When I awoke this morning I remembered that it was on this date last year that my late husband and I said our last "rabbit" together when I refreshed his bedside ice water. By the first of June he was too weak and too disoriented to say "rabbit" for luck. And, of course, Ken's long run of luck had nearly run out.
As a young girl I'd read an English storybook where the heroine upon awakening said "rabbit" for good luck on the first day of each month. I later learned that this tradition was widespread throughout the British empire. I found women in both Belize and Seychelles who practiced it. I passed the habit along to both of my husbands and my son.
In 1967 I wrote a couple of paragraphs about my "Rabbit Habit" and the brief piece was published in Woman's Day in the old Neighbors column. It was my first sale to a national publication, one carried in thousands of supermarkets. My first husband secretly photocopied and framed my $25 acceptance check and wrapped it as a Christmas gift. That memento is in a file cabinet in my son's garage in Orange, CA, and the next time I visit I plan to dig it out.
After my anecdote was published, the Neighbors editor sent me a sheath of letters she had received in response. In those pre-email days, several folks invested stamps to recount the English origins of the story, or to share their delight in reading my contribution in the pages of their favorite publication.

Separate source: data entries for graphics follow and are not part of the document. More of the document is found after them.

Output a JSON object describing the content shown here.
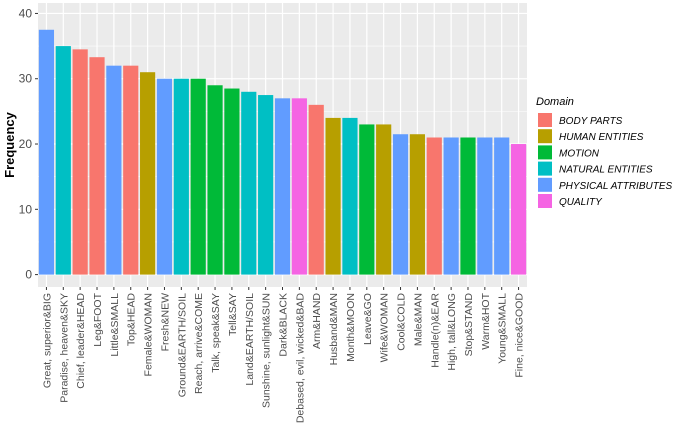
{
  "chart_data": {
    "type": "bar",
    "title": "",
    "xlabel": "",
    "ylabel": "Frequency",
    "ylim": [
      -1.9,
      41.6
    ],
    "yticks": [
      0,
      10,
      20,
      30,
      40
    ],
    "grid": true,
    "legend_position": "right",
    "legend_title": "Domain",
    "domains": [
      {
        "name": "BODY PARTS",
        "color": "#F8766D"
      },
      {
        "name": "HUMAN ENTITIES",
        "color": "#B79F00"
      },
      {
        "name": "MOTION",
        "color": "#00BA38"
      },
      {
        "name": "NATURAL ENTITIES",
        "color": "#00BFC4"
      },
      {
        "name": "PHYSICAL ATTRIBUTES",
        "color": "#619CFF"
      },
      {
        "name": "QUALITY",
        "color": "#F564E3"
      }
    ],
    "bars": [
      {
        "label": "Great, superior&BIG",
        "value": 37.5,
        "domain": "PHYSICAL ATTRIBUTES"
      },
      {
        "label": "Paradise, heaven&SKY",
        "value": 35,
        "domain": "NATURAL ENTITIES"
      },
      {
        "label": "Chief, leader&HEAD",
        "value": 34.5,
        "domain": "BODY PARTS"
      },
      {
        "label": "Leg&FOOT",
        "value": 33.3,
        "domain": "BODY PARTS"
      },
      {
        "label": "Little&SMALL",
        "value": 32,
        "domain": "PHYSICAL ATTRIBUTES"
      },
      {
        "label": "Top&HEAD",
        "value": 32,
        "domain": "BODY PARTS"
      },
      {
        "label": "Female&WOMAN",
        "value": 31,
        "domain": "HUMAN ENTITIES"
      },
      {
        "label": "Fresh&NEW",
        "value": 30,
        "domain": "PHYSICAL ATTRIBUTES"
      },
      {
        "label": "Ground&EARTH/SOIL",
        "value": 30,
        "domain": "NATURAL ENTITIES"
      },
      {
        "label": "Reach, arrive&COME",
        "value": 30,
        "domain": "MOTION"
      },
      {
        "label": "Talk, speak&SAY",
        "value": 29,
        "domain": "MOTION"
      },
      {
        "label": "Tell&SAY",
        "value": 28.5,
        "domain": "MOTION"
      },
      {
        "label": "Land&EARTH/SOIL",
        "value": 28,
        "domain": "NATURAL ENTITIES"
      },
      {
        "label": "Sunshine, sunlight&SUN",
        "value": 27.5,
        "domain": "NATURAL ENTITIES"
      },
      {
        "label": "Dark&BLACK",
        "value": 27,
        "domain": "PHYSICAL ATTRIBUTES"
      },
      {
        "label": "Debased, evil, wicked&BAD",
        "value": 27,
        "domain": "QUALITY"
      },
      {
        "label": "Arm&HAND",
        "value": 26,
        "domain": "BODY PARTS"
      },
      {
        "label": "Husband&MAN",
        "value": 24,
        "domain": "HUMAN ENTITIES"
      },
      {
        "label": "Month&MOON",
        "value": 24,
        "domain": "NATURAL ENTITIES"
      },
      {
        "label": "Leave&GO",
        "value": 23,
        "domain": "MOTION"
      },
      {
        "label": "Wife&WOMAN",
        "value": 23,
        "domain": "HUMAN ENTITIES"
      },
      {
        "label": "Cool&COLD",
        "value": 21.5,
        "domain": "PHYSICAL ATTRIBUTES"
      },
      {
        "label": "Male&MAN",
        "value": 21.5,
        "domain": "HUMAN ENTITIES"
      },
      {
        "label": "Handle(n)&EAR",
        "value": 21,
        "domain": "BODY PARTS"
      },
      {
        "label": "High, tall&LONG",
        "value": 21,
        "domain": "PHYSICAL ATTRIBUTES"
      },
      {
        "label": "Stop&STAND",
        "value": 21,
        "domain": "MOTION"
      },
      {
        "label": "Warm&HOT",
        "value": 21,
        "domain": "PHYSICAL ATTRIBUTES"
      },
      {
        "label": "Young&SMALL",
        "value": 21,
        "domain": "PHYSICAL ATTRIBUTES"
      },
      {
        "label": "Fine, nice&GOOD",
        "value": 20,
        "domain": "QUALITY"
      }
    ]
  }
}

Others sent in bombasts seething with the style and substance of Jonathan Edwards' Sinners in the Hands of an Angry God:
"Don't believe in luck...everything is predestined by your Maker!"
"Knocking on wood and saying "rabbit" are invoking Satan!"

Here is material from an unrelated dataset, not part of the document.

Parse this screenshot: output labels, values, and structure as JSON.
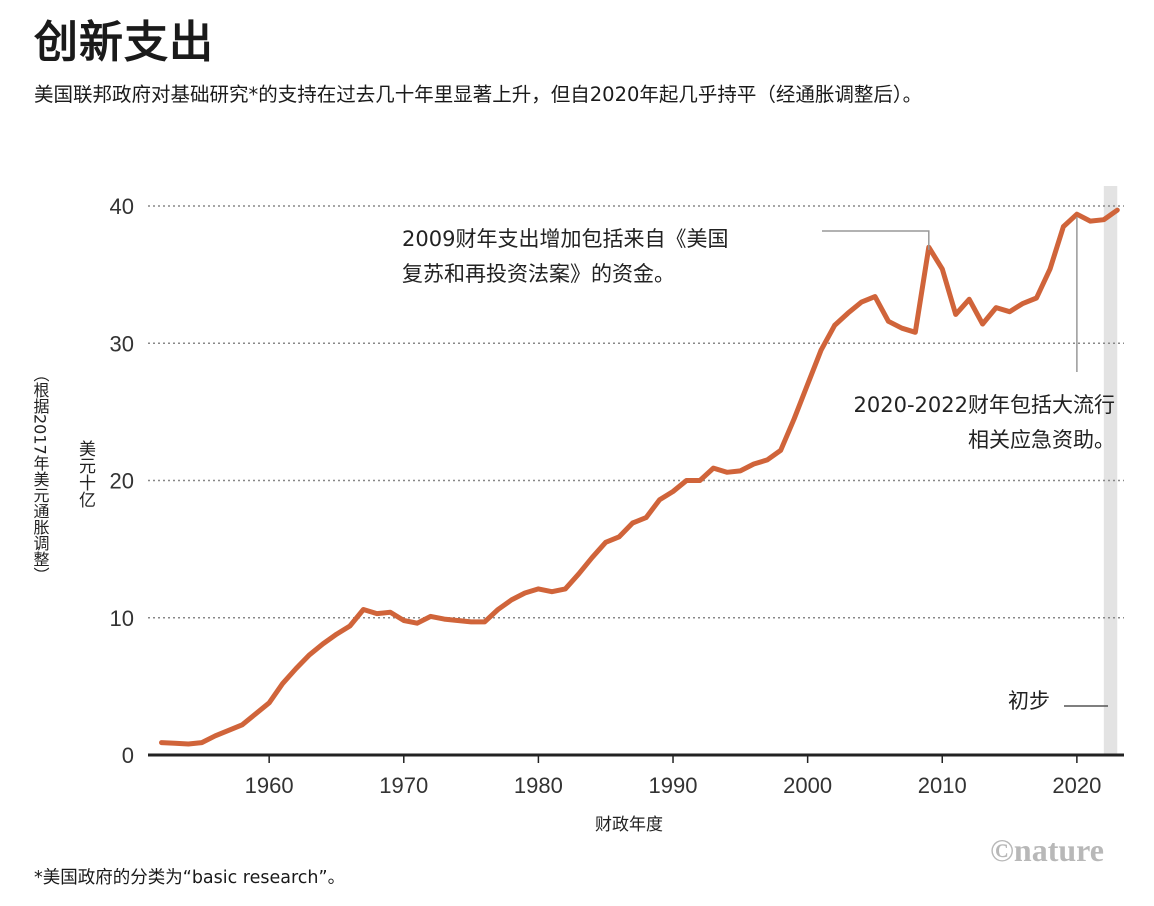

"Read the Bible, not English storybooks!"
Oh, well. The Lord indeed is my shepherd, but I do believe in luck, in English traditions, and on good days, in fairy tales. I always clap for Tinker Bell. Don't you?
I concur with Thomas Jefferson, my favorite founding father:
“I'm a great believer in luck, and I find the harder I work, the more I have of it.”
So today, the first of May, I said "rabbit" and asked for luck and opportunity to write about :
1. Ken's love of secret codes and cowboys.
2. A grandmotherly cat.
3. Forgiveness in absentia.
Then I opened my e-mail and found that three more of my stories either have been accepted or are being considered for inclusion in the new Dream of Things anthologies, and...a fan letter from a lady in South Africa who loved "Withstanding Winter's Woes," in Chicken Soup for the Soul's What I Learned from the Cat.
Now that's gotta be a lucky start to the merry month of May!